Somewhere in between data and metadata there is another kind of information, which we will name peridata. Perhaps you have found yourself looking at some piece of information and thinking, is this data or metadata? In this article, not only will you get a precise definition of what is what, but also a term for data living on the fringe of its classification. In order to achieve these definitions, we will turn to the posit, which is the fundamental building block of transitional modeling.
Posits
A posit essentially captures a piece of information. Here are two examples:
p1 = [{(Archie, beard)}, fluffy red, 2020-01-01] p2 = [{(Archie, husband), (Bella, wife)}, married, 2004-06-19]

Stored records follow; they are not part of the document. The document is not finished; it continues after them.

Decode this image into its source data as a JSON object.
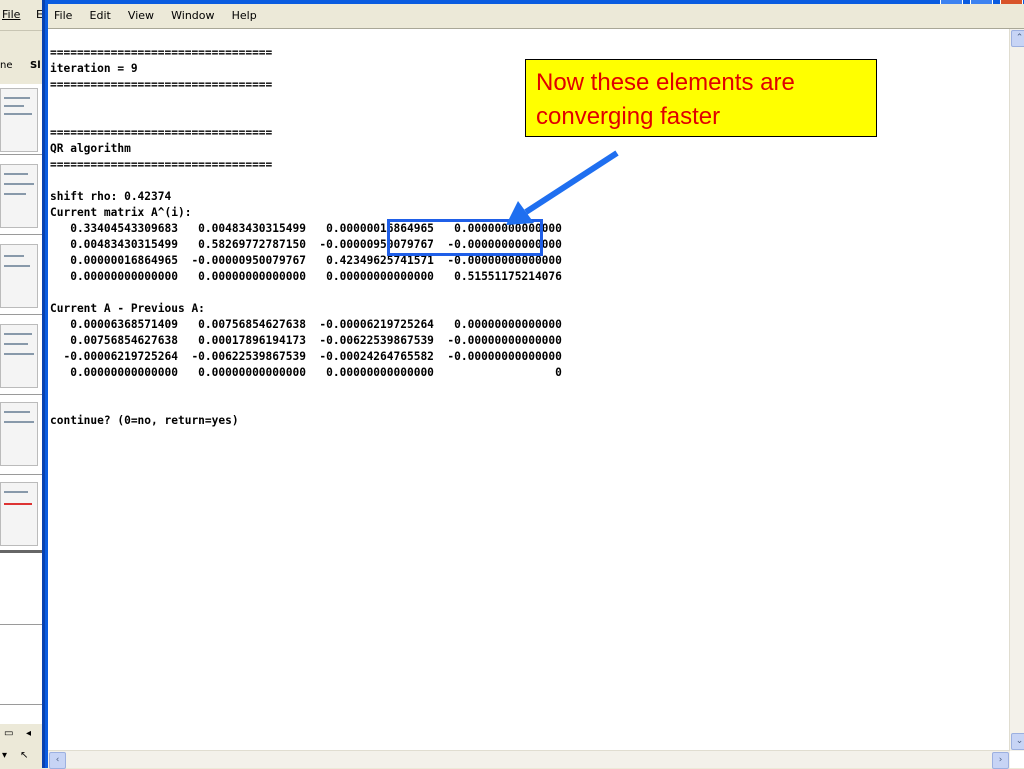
{
  "background_app": {
    "menu": [
      "File",
      "E"
    ],
    "tabs": [
      "ne",
      "Sl"
    ]
  },
  "console_window": {
    "menu": [
      "File",
      "Edit",
      "View",
      "Window",
      "Help"
    ],
    "output_lines": [
      "=================================",
      "iteration = 9",
      "=================================",
      "",
      "",
      "=================================",
      "QR algorithm",
      "=================================",
      "",
      "shift rho: 0.42374",
      "Current matrix A^(i):",
      "   0.33404543309683   0.00483430315499   0.00000016864965   0.00000000000000",
      "   0.00483430315499   0.58269772787150  -0.00000950079767  -0.00000000000000",
      "   0.00000016864965  -0.00000950079767   0.42349625741571  -0.00000000000000",
      "   0.00000000000000   0.00000000000000   0.00000000000000   0.51551175214076",
      "",
      "Current A - Previous A:",
      "   0.00006368571409   0.00756854627638  -0.00006219725264   0.00000000000000",
      "   0.00756854627638   0.00017896194173  -0.00622539867539  -0.00000000000000",
      "  -0.00006219725264  -0.00622539867539  -0.00024264765582  -0.00000000000000",
      "   0.00000000000000   0.00000000000000   0.00000000000000                  0",
      "",
      "",
      "continue? (0=no, return=yes)"
    ]
  },
  "annotation": {
    "text": "Now these elements are converging faster",
    "box_color": "#ffff00",
    "text_color": "#e00000",
    "highlight_color": "#1f5fe8",
    "arrow_color": "#1f6ff0"
  }
}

The first posit, p1, captures the information that Archie had a fluffy red beard on the 1st of January 2020. The second posit, p2, captures the information that Archie and Bella are married since the 19th of June 2004. Posits can express properties, as in p1, and relationships, as in p2. In transitional modeling, relationships are properties that require more than one thing to take on a value. Such an approach may be unfamiliar, since in most other modeling techniques there are separate constructs for properties and relationships. The proper way to read those two posits, using the notion of roles, is:
When Archie filled the beard role the value ‘fluffy red‘ appeared on 2020-01-01.
When Archie filled the husband role and Bella the wife role the value ‘married‘ appeared on 2004-06-19.
A singular thing filling a singular role gives rise to what we usually call properties or attributes, whereas a combination of things filling a combination of roles give rise to relationships. Whenever roles are filled, some value appears. In the case of Bella and Archie it could just as well have been ‘divorced’, ‘planned’, or ‘not applicable’. In fact, for the vast majority of people we could fill the roles with the relationship is ‘not applicable’, but we tend to document these only in the rare cases such posits carry valuable information.
Given the terminology of things (Archie, Bellla) and roles (beard, husband, wife), the structure of a posit can be formalized as:
posit = [ {(thing 1, role 1), ..., (thing n, role n)}, appearing value, time of appearance ]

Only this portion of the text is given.